Michele Simionato mis6 at pitt.edu
Thu Jun 12 13:54:59 EDT 2003


Kevin Smith <Kevin.Smith at sas.com> wrote in message news:<20030612080349419-0400 at braeburn.themorgue.org>...
> It has been brought up a couple of times in other threads that simply 
> chaining descriptors won't work (i.e. classmethod(synchronized(foo))).  
> Another possibility was to use subclassing (i.e. type('newtype',(
> classmethod,synchronized,{})(foo)).  When I wrote PEP 318, I wasn't sure 
> myself if it was possible to chain them, but I figured someone would 
> point it out if it wasn't.  So my question is, is it even possible to 
> chain decorators in a general way? 

Here is a bare bone implementation (i.e. written in 5 minutes and probably
buggy) to show how it would work the multiple inheritance way:


class chatty(object):
    "custom decorator, printing a message when the attribute is accessed"
    def __get__(self,obj,cls):
        print "Accessing %s" % self
        return super(chatty,self).__get__(obj,cls)
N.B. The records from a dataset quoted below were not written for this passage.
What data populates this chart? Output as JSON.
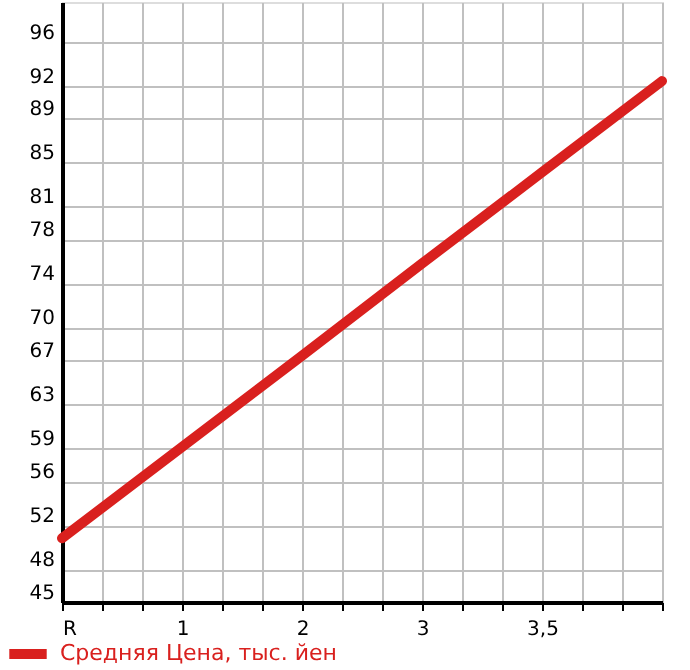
{
  "chart_data": {
    "type": "line",
    "categories": [
      "R",
      "1",
      "2",
      "3",
      "3,5",
      null
    ],
    "series": [
      {
        "name": "Средняя Цена, тыс. йен",
        "color": "#d9201e",
        "values": [
          50.8,
          59.1,
          67.4,
          75.8,
          84.1,
          92.4
        ]
      }
    ],
    "ylim": [
      45,
      99.6
    ],
    "yticks": [
      45,
      48,
      52,
      56,
      59,
      63,
      67,
      70,
      74,
      78,
      81,
      85,
      89,
      92,
      96
    ],
    "grid": true,
    "legend": "bottom left",
    "line_style": "solid",
    "marker": "none"
  }
}
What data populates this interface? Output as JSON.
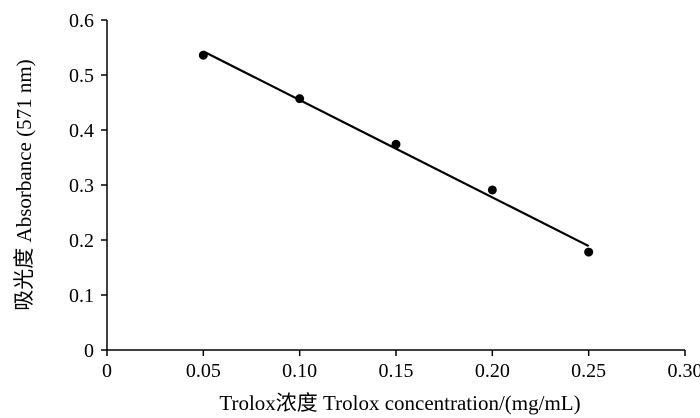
{
  "chart_data": {
    "type": "scatter",
    "xlabel": "Trolox浓度  Trolox concentration/(mg/mL)",
    "ylabel": "吸光度  Absorbance (571 nm)",
    "xlim": [
      0,
      0.3
    ],
    "ylim": [
      0,
      0.6
    ],
    "x_ticks": [
      "0",
      "0.05",
      "0.10",
      "0.15",
      "0.20",
      "0.25",
      "0.30"
    ],
    "x_tick_values": [
      0,
      0.05,
      0.1,
      0.15,
      0.2,
      0.25,
      0.3
    ],
    "y_ticks": [
      "0",
      "0.1",
      "0.2",
      "0.3",
      "0.4",
      "0.5",
      "0.6"
    ],
    "y_tick_values": [
      0,
      0.1,
      0.2,
      0.3,
      0.4,
      0.5,
      0.6
    ],
    "grid": false,
    "series": [
      {
        "points": [
          {
            "x": 0.05,
            "y": 0.536
          },
          {
            "x": 0.1,
            "y": 0.457
          },
          {
            "x": 0.15,
            "y": 0.374
          },
          {
            "x": 0.2,
            "y": 0.291
          },
          {
            "x": 0.25,
            "y": 0.178
          }
        ],
        "marker_color": "#000000"
      }
    ],
    "trendline": {
      "x_start": 0.05,
      "y_start": 0.543,
      "x_end": 0.25,
      "y_end": 0.189,
      "color": "#000000"
    }
  }
}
class chattyclassmethod(chatty,classmethod): pass

class C(object):
    # would be def ccm(cls)[chatty,classmethod]:		
    def ccm(cls):
        return 'This is a chattyclassmethod of %s' % cls
    ccm=chattyclassmethod(ccm)
    
c=C()
print C.ccm()
print c.ccm()

with output:

Accessing <__main__.chattyclassmethod object at 0x403143ec>
This is a chattyclassmethod of <class '__main__.C'>
Accessing <__main__.chattyclassmethod object at 0x403143ec>
This is a chattyclassmethod of <class '__main__.C'>

Notice that currently classmethod is not cooperative, therefore it
would not work in the other order:

class classmethodchatty(classmethod,chatty): pass

class C(object):
    def cmc(cls):
        return 'This is a classmethodchatty of %s' % cls
    cmc=classmethodchatty(cmc)

c=C()
print C.cmc()
print c.cmc()
This is a chattyclassmethod of <class '__main__.C'>
This is a chattyclassmethod of <class '__main__.C'>

This is why I said classmethod and staticmethods should be reimplemented
(even more so if you want to use Steven's solution).